- Ghost Manor (vol. 2), #1 (Oct. 1971), art by Pat Boyette.

Publication information
- Publisher: Charlton Comics
- Schedule: Bimonthly
- Format: anthology
- Genre: Horror;
- Publication date: July 1968-July 1971 (vol. 1) Oct. 1971-Nov. 1984 (vol. 2)
- No. of issues: 19 77
- Main character(s): Old Witch (vol. 1) Mr. Bones (vol. 2)
- Editor(s): Sal Gentile, George Wildman

= Ghost Manor (comics) =

Ghost Manor is a horror-suspense anthology comic book series that was published by Charlton Comics (in two volumes) from 1968 to 1984 (though it was primarily a reprint title from 1978 onward). Volume one was "hosted" by the Old Witch (not to be confused with the Old Witch who hosted the 1950s EC title, Haunt of Fear), while volume two was hosted by Mr. Bones.

Ghost Manor was part of a wave of new horror and suspense comics published by Charlton during this period. Its sister titles, with many of the same creators, were the Charlton anthologies The Many Ghosts of Doctor Graves (with host Dr. M. T. Graves), Haunted (with hosts Impy and then Baron Weirwulf), and Ghostly Tales (with host Mr. L. Dedd, later I. M. Dedd). Charlton's low page-rates and slapdash production values resulted in few notable characters or stories; Ghost Manor was typical in this regard.

== Publication history ==
Ghost Manor volume one debuted in July 1968 and was bimonthly during its run; all 19 issues were edited by Sal Gentile. The book's tagline was "Echoes of the Spirit World". With issue #20 (September 1971), the book changed its title to Ghostly Haunts, with the host, moddish, blue-skinned Winnie the Witch, who had debuted in Ghost Manor #13.

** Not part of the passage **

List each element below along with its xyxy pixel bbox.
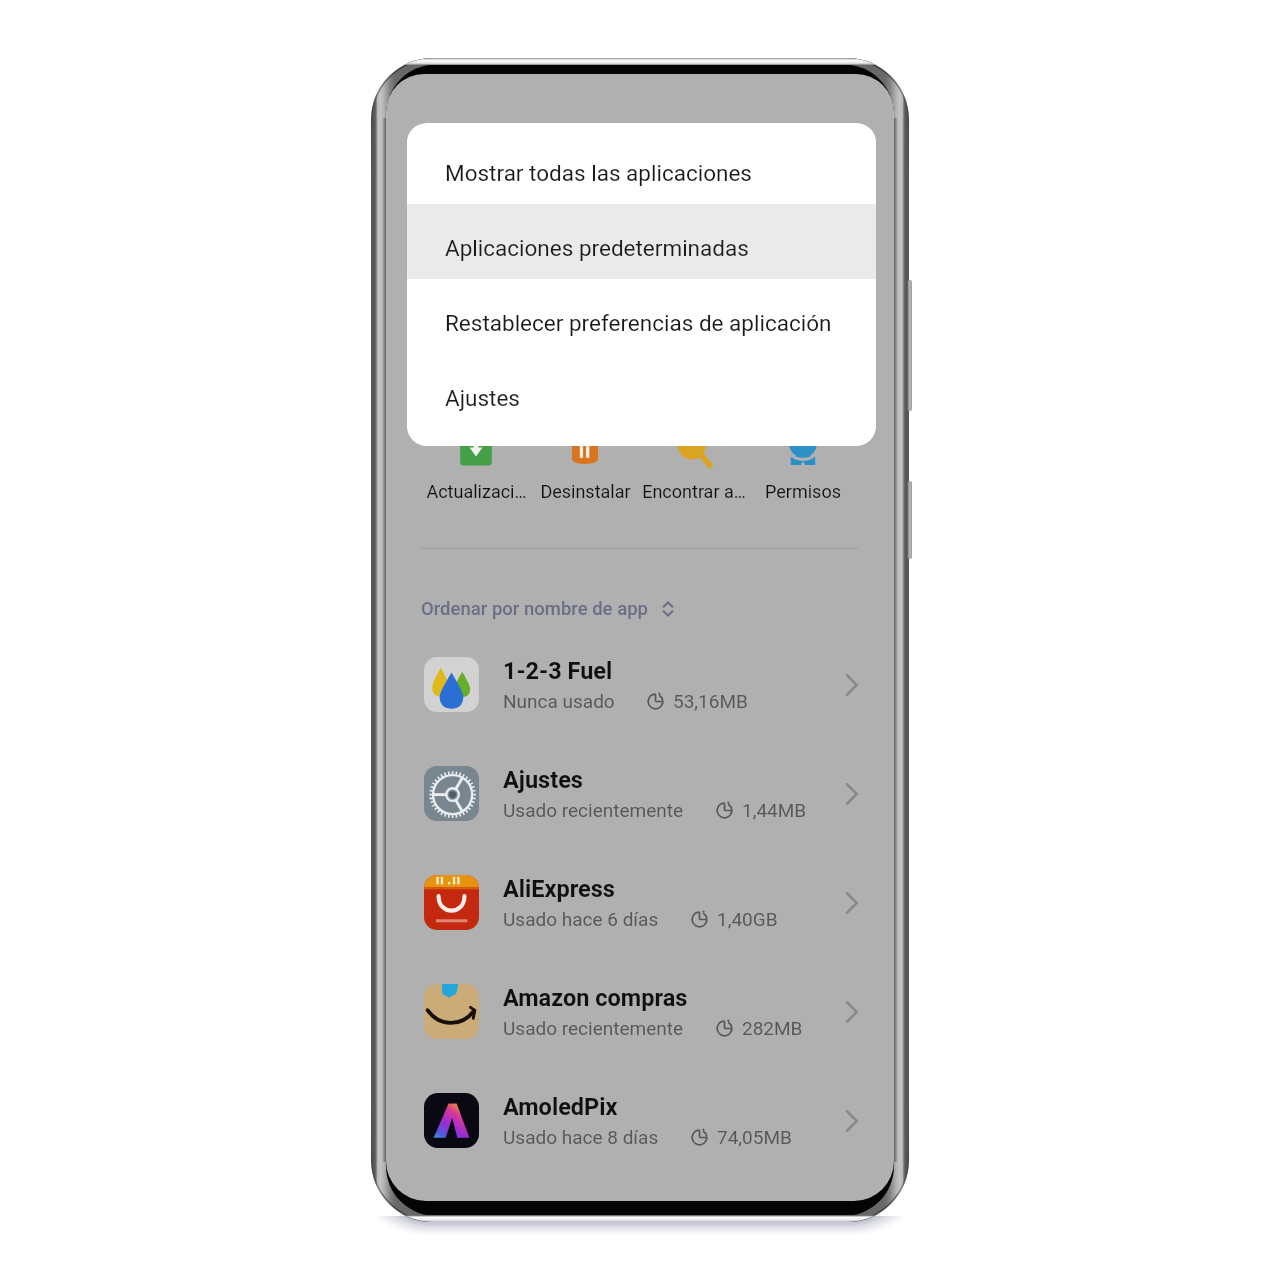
other: Actualizaciones [458,432,494,468]
staticText: Mostrar todas las aplicaciones [445,160,752,186]
other: Desinstalar [567,432,603,468]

Ghost Manor volume two introduced a new host, Mr. Bones, a re-animated skeleton butler with a devilish mask. A new tagline was introduced, as well: "Visit Ghost Manor... if you Dare!" The second series was primarily edited by George Wildman, who took over the title from Gentile with issue #6 (August 1972) and helmed the book until its cancellation with issue #77 (Nov. 1984). Ghost Manor continued to be bimonthly, except for a publishing hiatus from January–August 1977, between issues #32 and #33.

Regular contributors to the first Ghost Manor series included Pat Boyette, Steve Ditko, Joe Gill, Sanho Kim, and Mo Marcus. Volume two contributors included Boyette, Ditko, Gill, Vince Alascia, Nicola Cuti, Wayne Howard, Pete Morisi, Don Newton, Charles Nicholas, Enrique Nieto, and Tom Sutton.

With issue #35 (February 1978), Ghost Manor volume two became primarily a reprint title, mostly using material from earlier issues, but also culling stories from Ghostly Tales and other Charlton horror/suspense titles.

Horror comics in general were in decline in the early 1980s, and Charlton in particular was suffering financially. In the fall of 1984, Charlton suspended publication, and Ghost Manor ended its run along with the rest of the company's remaining titles.